When a founder is completely burnt out, the board may decide to bring an external CEO, or elevate an internal candidate to fill the founder’s gap. And although this may work for the CEO part of the founder’s job, you can’t hire the founder part again. You can’t hire for visceral levels of conviction, or the willingness to make irrational decisions without the fear of being misunderstood. Without the founder, most companies start dying slowly.
And yet, very few people talk about the critical role that mental health plays for a founder’s success. The founder’s job is lonely, hard, and many times, too hard. Since I shared my journey with mental health, dozens of founders reached out to me asking for advice. They were struggling with mental health too, but didn’t know what to do. They were afraid of what their investors, teams and friends would think of them, and they had no idea who could actually help them.
After speaking to a few founders individually, I was blown away by the impact that a few conversations had on their willingness to talk about their struggles and look for help — before it’s too late and they give up.

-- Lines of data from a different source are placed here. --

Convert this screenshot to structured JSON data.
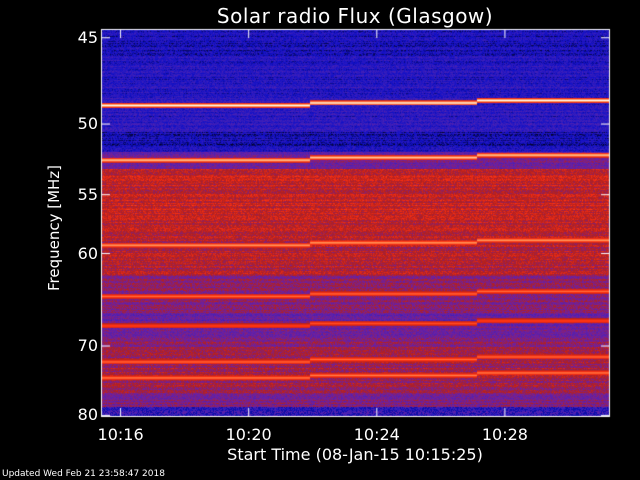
{
  "chart_data": {
    "type": "heatmap",
    "title": "Solar radio Flux (Glasgow)",
    "xlabel": "Start Time (08-Jan-15 10:15:25)",
    "ylabel": "Frequency [MHz]",
    "footer": "Updated Wed Feb 21 23:58:47 2018",
    "x_ticks": [
      "10:16",
      "10:20",
      "10:24",
      "10:28"
    ],
    "x_tick_values_min": [
      16,
      20,
      24,
      28
    ],
    "x_range_min": [
      15.42,
      31.25
    ],
    "y_ticks": [
      "45",
      "50",
      "55",
      "60",
      "70",
      "80"
    ],
    "y_tick_values": [
      45,
      50,
      55,
      60,
      70,
      80
    ],
    "y_range": [
      44.6,
      80.1
    ],
    "y_scale": "reciprocal (frequency increases downward)",
    "colormap": [
      "#000000",
      "#1010c8",
      "#4020b8",
      "#7020a0",
      "#b02020",
      "#ff3010",
      "#ffa060",
      "#ffffff"
    ],
    "segments_start_min": [
      15.42,
      21.9,
      27.1
    ],
    "bright_bands_mhz": [
      {
        "freq": 48.8,
        "intensity": 1.0
      },
      {
        "freq": 52.4,
        "intensity": 0.85
      },
      {
        "freq": 59.2,
        "intensity": 0.7
      },
      {
        "freq": 64.2,
        "intensity": 0.55
      },
      {
        "freq": 67.5,
        "intensity": 0.45
      },
      {
        "freq": 72.0,
        "intensity": 0.55
      },
      {
        "freq": 74.2,
        "intensity": 0.6
      }
    ]
  }
}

With Catharsis, we want to use the Brex platform to amplify these conversations and have a positive impact on the life of founders.
I’ve heard stories of founders being afraid to tell their investors they see a psychologist, with the concern of being deemed incapable of running a company. Or founders who miss therapy appointments because they’re too afraid to tell their EAs about it. The first step is to make mental health a completely, utterly normal part of life — to a point where seeing a psychologist sounds as boring as brushing your teeth in the morning.
Mental health issues don’t arise out of nowhere. Most of them are brewing for many months, or even years. Proactively addressing it is crucial. Regularly seeing a psychologist or psychiatrist is the easiest and best way to deal with anxiety and emotional challenges before they become big problems.
Sometimes, however, founders do have mental health crises. Layoffs, intense competition, executives quitting, co-founders fighting, etc. When a founder hits the bottom, the sense of hopelessness can be so visceral that you don’t think there’s a way out. You feel it in your bones that you’ll be stuck in this state forever. Unless someone who’s been there tells you that, as hard as it may seem at that moment, things do get better if you look for help.
To normalize mental health care — proactive and reactive — we need to share stories of founders who struggled with mental health, how they dealt with therapy and/or medication, and how they ended up in a great place now. There’s nothing more helpful than hearing peers (or even founders you admire) talking about the very thing you’re struggling with.
We are starting a series where we have founders (starting with me) share their own mental health journeys. Since one in every four startups use Brex, I believe this has a good chance of starting to change the stigma around mental health. You can find the video series here.
Connecting founders with mental health professionals
As we normalize talking about mental health, the second part is connecting founders with qualified mental health professionals. This is harder than it seems, because few therapists are actually well-versed in the specific challenges that founders go through.
Our second goal is to provide resources dedicated to addressing mental health. We’re teaming up with Spring Health to connect founders with qualified mental health professionals. Customers can redeem their healthcare session packages through Spring Health directly from their Brex dashboard, including using their Brex points. Brex makes no revenue from this service.
By reducing the stigma around mental health, and making it easy for founders to meet qualified professionals, there’s no reason why every founder wouldn’t proactively take care of their own mental health.
Small step, big impact
We believe mental health is one of the largest and most important challenges of the startup community today, and we’re excited about the impact that Catharsis can have on the next generation of founders.